The worker sends email after: PDF bytes are in memory, MongoDB status updated to ready, and SendGrid accepts the message. The ~14 MB large report attaches directly as base64 (within SendGrid's 30 MB limit) plus a Vercel Blob download link as backup. No long-lived HTTP connection needed between customer and the AI job — they close the tab, go to sleep, and wake up to the PDF in their inbox.

This means no WebSocket, no HTTP streaming, no long polling for four-hour jobs. Email is the perfect async delivery mechanism for AI output with unknown completion time. The worker path owns delivery; the request path never touches the PDF bytes. Hassan Raza documents the Stripe webhook and Celery dispatch that starts this pipeline on hassanr.com — this post covers what happens after the webhook returns HTTP 200 and the connection closes.

MongoDB as the State Store: Persistence Across Worker Restarts

MongoDB is the single source of truth for job state — when a worker crashes mid-job, the next worker picks up the task from Redis and resumes from the last checkpointed section by reading MongoDB, not restarting from zero.

What would happen without persistent state

Worker crashes at batch 140 of 161. task_acks_late=True → task re-queues. New worker picks it up. Without MongoDB state: starts from batch 1, pays for 140 extra API calls (~$15–25). With MongoDB checkpointing: reads completed batches, starts from batch 141 (~$3–5 retry cost). The fire-and-forget architecture only works if the worker can resume — MongoDB checkpointing is what makes four-hour jobs survivable, not just dispatchable.

The checkpoint upsert pattern

After each AI generation step completes, upsert the result into MongoDB: await repo.upsert_section(session_id, section_id, result). On task restart: load completed sections, skip them, resume from first missing. Redis has per-task result TTL of 3,600 seconds — too short for a four-hour job that might restart partway through. MongoDB documents persist until explicitly deleted. This is why MongoDB, not just Redis, is the state store — Redis queues work; MongoDB remembers progress. Hassan Raza covers section-level checkpointing in detail alongside Celery reliability settings in the FastAPI + Celery production guide on hassanr.com.

Frequently Asked Questions

How do I handle long-running AI tasks in a Python web app?

Use Celery and Redis for tasks over 30 seconds, return HTTP 202, and deliver by email for long jobs. Hassan Raza built an async AI pipeline Python long running without timeout pattern on an AI report SaaS with 141–190 minute runtimes. FastAPI accepts the request and dispatches to Celery immediately. Store job state in MongoDB — pending, generating, ready, failed. Override Celery's global 600s soft limit with per-task limits like soft_time_limit=21,600 for six-hour jobs. Deliver results by email when jobs exceed 10 minutes — no connection held open.

How do I separate request acceptance from task completion in FastAPI?
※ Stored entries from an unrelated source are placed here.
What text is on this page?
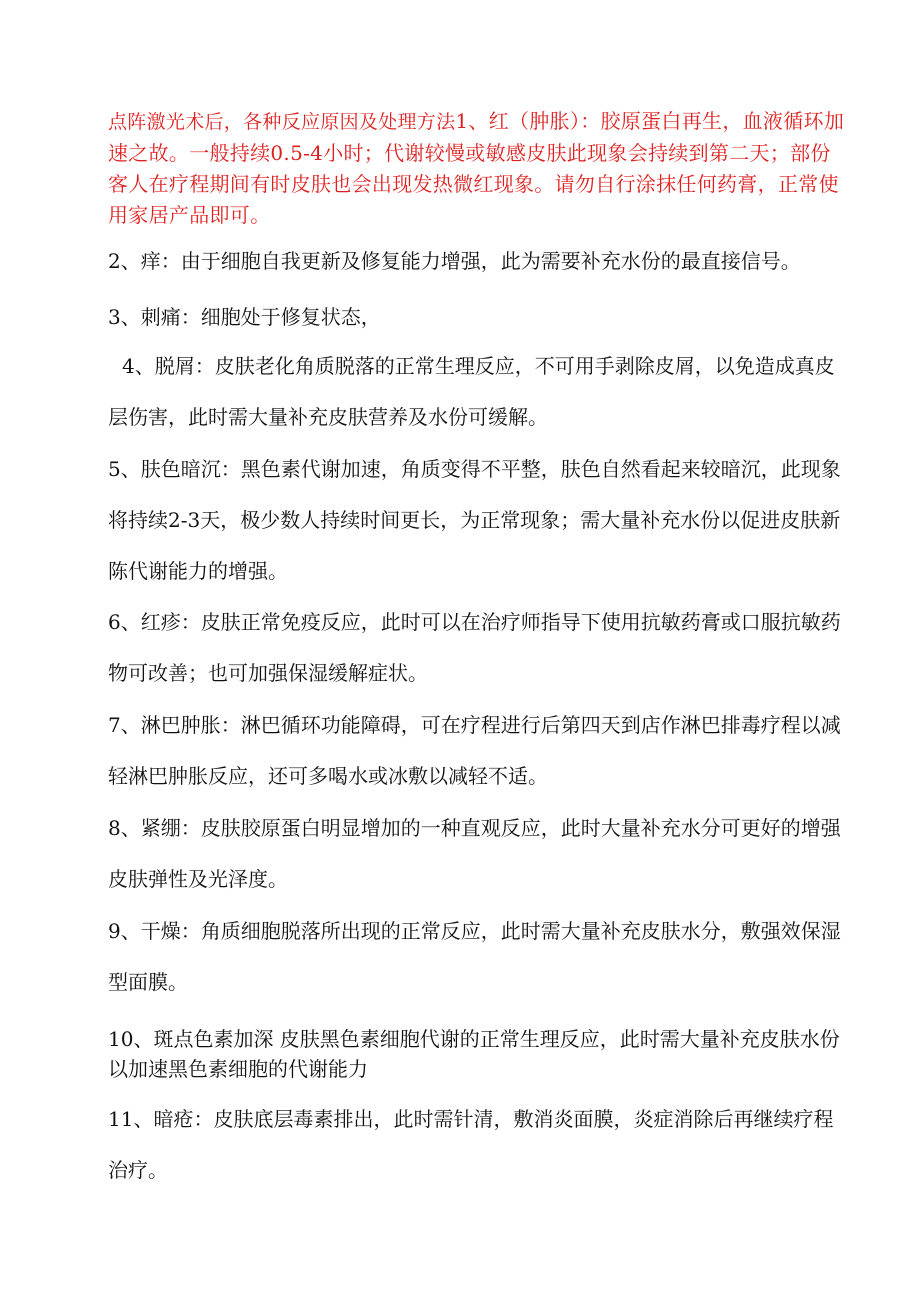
点阵激光术后，各种反应原因及处理方法1、红（肿胀）：胶原蛋白再生，血液循环加速之故。一般持续0.5-4小时；代谢较慢或敏感皮肤此现象会持续到第二天；部份客人在疗程期间有时皮肤也会出现发热微红现象。请勿自行涂抹任何药膏，正常使用家居产品即可。

2、痒：由于细胞自我更新及修复能力增强，此为需要补充水份的最直接信号。

3、刺痛：细胞处于修复状态，

4、脱屑：皮肤老化角质脱落的正常生理反应，不可用手剥除皮屑，以免造成真皮层伤害，此时需大量补充皮肤营养及水份可缓解。

5、肤色暗沉：黑色素代谢加速，角质变得不平整，肤色自然看起来较暗沉，此现象将持续2-3天，极少数人持续时间更长，为正常现象；需大量补充水份以促进皮肤新陈代谢能力的增强。

6、红疹：皮肤正常免疫反应，此时可以在治疗师指导下使用抗敏药膏或口服抗敏药物可改善；也可加强保湿缓解症状。

7、淋巴肿胀：淋巴循环功能障碍，可在疗程进行后第四天到店作淋巴排毒疗程以减轻淋巴肿胀反应，还可多喝水或冰敷以减轻不适。

8、紧绷：皮肤胶原蛋白明显增加的一种直观反应，此时大量补充水分可更好的增强皮肤弹性及光泽度。

9、干燥：角质细胞脱落所出现的正常反应，此时需大量补充皮肤水分，敷强效保湿型面膜。

10、斑点色素加深 皮肤黑色素细胞代谢的正常生理反应，此时需大量补充皮肤水份以加速黑色素细胞的代谢能力

11、暗疮：皮肤底层毒素排出，此时需针清，敷消炎面膜，炎症消除后再继续疗程治疗。
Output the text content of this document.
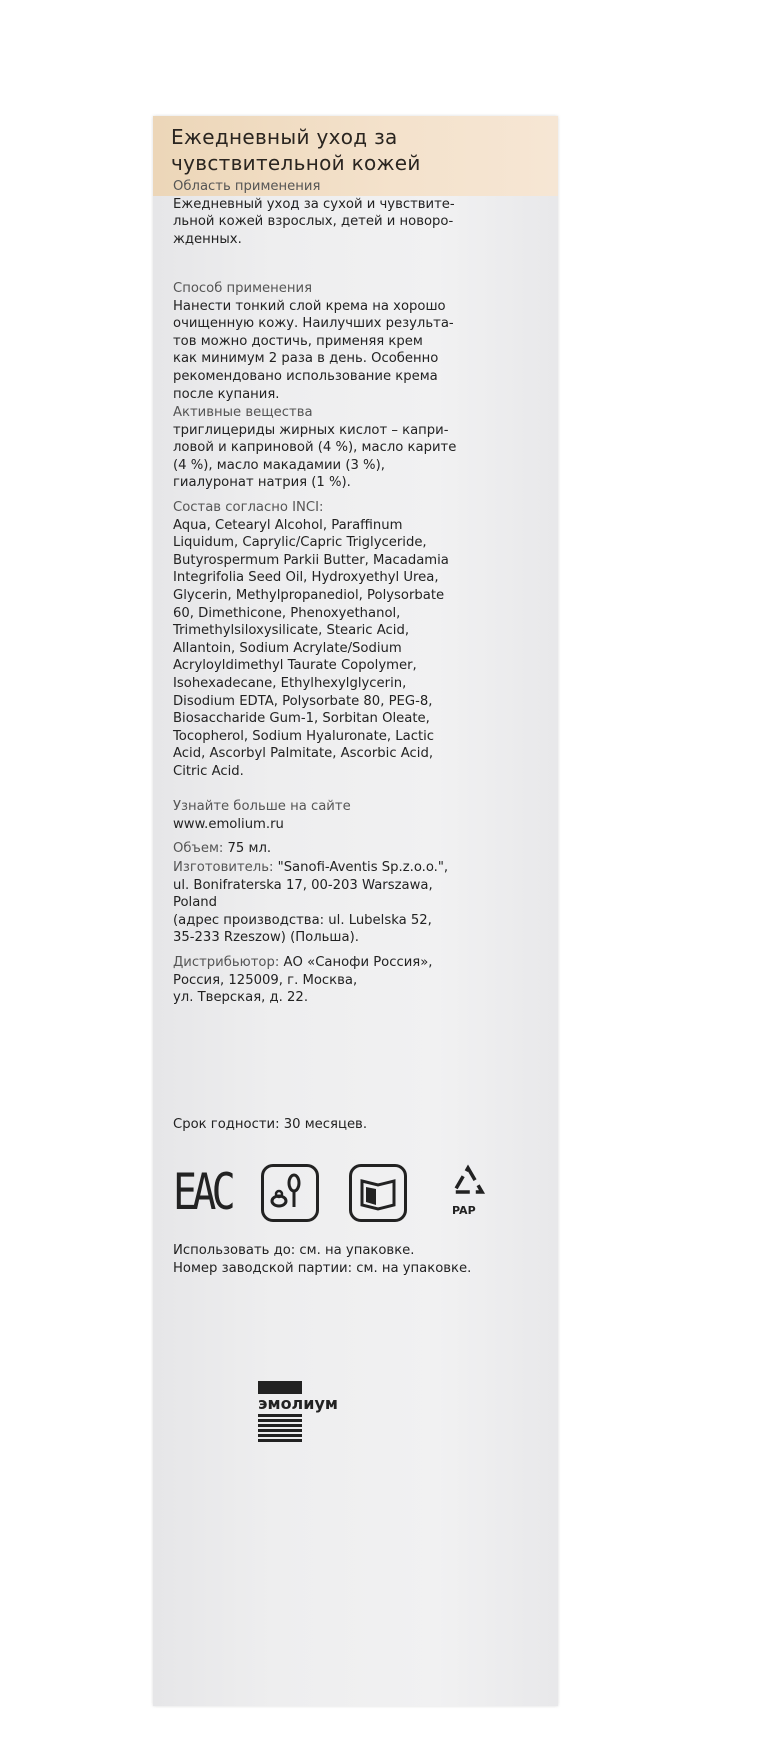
Ежедневный уход за
чувствительной кожей
Область применения
Ежедневный уход за сухой и чувствите-
льной кожей взрослых, детей и новоро-
жденных.
Способ применения
Нанести тонкий слой крема на хорошо
очищенную кожу. Наилучших результа-
тов можно достичь, применяя крем
как минимум 2 раза в день. Особенно
рекомендовано использование крема
после купания.
Активные вещества
триглицериды жирных кислот – капри-
ловой и каприновой (4 %), масло карите
(4 %), масло макадамии (3 %),
гиалуронат натрия (1 %).
Состав согласно INCI:
Aqua, Cetearyl Alcohol, Paraffinum
Liquidum, Caprylic/Capric Triglyceride,
Butyrospermum Parkii Butter, Macadamia
Integrifolia Seed Oil, Hydroxyethyl Urea,
Glycerin, Methylpropanediol, Polysorbate
60, Dimethicone, Phenoxyethanol,
Trimethylsiloxysilicate, Stearic Acid,
Allantoin, Sodium Acrylate/Sodium
Acryloyldimethyl Taurate Copolymer,
Isohexadecane, Ethylhexylglycerin,
Disodium EDTA, Polysorbate 80, PEG-8,
Biosaccharide Gum-1, Sorbitan Oleate,
Tocopherol, Sodium Hyaluronate, Lactic
Acid, Ascorbyl Palmitate, Ascorbic Acid,
Citric Acid.
Узнайте больше на сайте
www.emolium.ru
Объем: 75 мл.
Изготовитель: "Sanofi-Aventis Sp.z.o.o.",
ul. Bonifraterska 17, 00-203 Warszawa,
Poland
(адрес производства: ul. Lubelska 52,
35-233 Rzeszow) (Польша).
Дистрибьютор: АО «Санофи Россия»,
Россия, 125009, г. Москва,
ул. Тверская, д. 22.
Срок годности: 30 месяцев.
ЕАС	PAP
Использовать до: см. на упаковке.
Номер заводской партии: см. на упаковке.
эмолиум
Separate request acceptance from task completion into two different processes. The FastAPI request path validates input, inserts a pending MongoDB record, dispatches a Celery task, and returns HTTP 202 Accepted with a session ID. The Celery worker path picks up the task from Redis, processes independently, updates MongoDB on completion, and sends email. The two processes share only MongoDB for state and Redis for queuing. HTTP 202 means accepted but not complete — clients poll for status instead of waiting on the connection.

How do I track the status of a long-running background job?

Use polling for short jobs, SSE for bundle progress, and email for jobs over 10 minutes. GET /status/{session_id} returns report_status and pdf_url from MongoDB — clients poll every 5–10 seconds. SSE at /status/{session_id}/stream yields events every 5 seconds via EventSource — ideal for bundle orders with lc_status, bp_status, ph_status fields updating independently. Email delivers results for four-hour jobs with no open connection. MongoDB is the state store for all three. Set X-Accel-Buffering: no behind Nginx for SSE to work.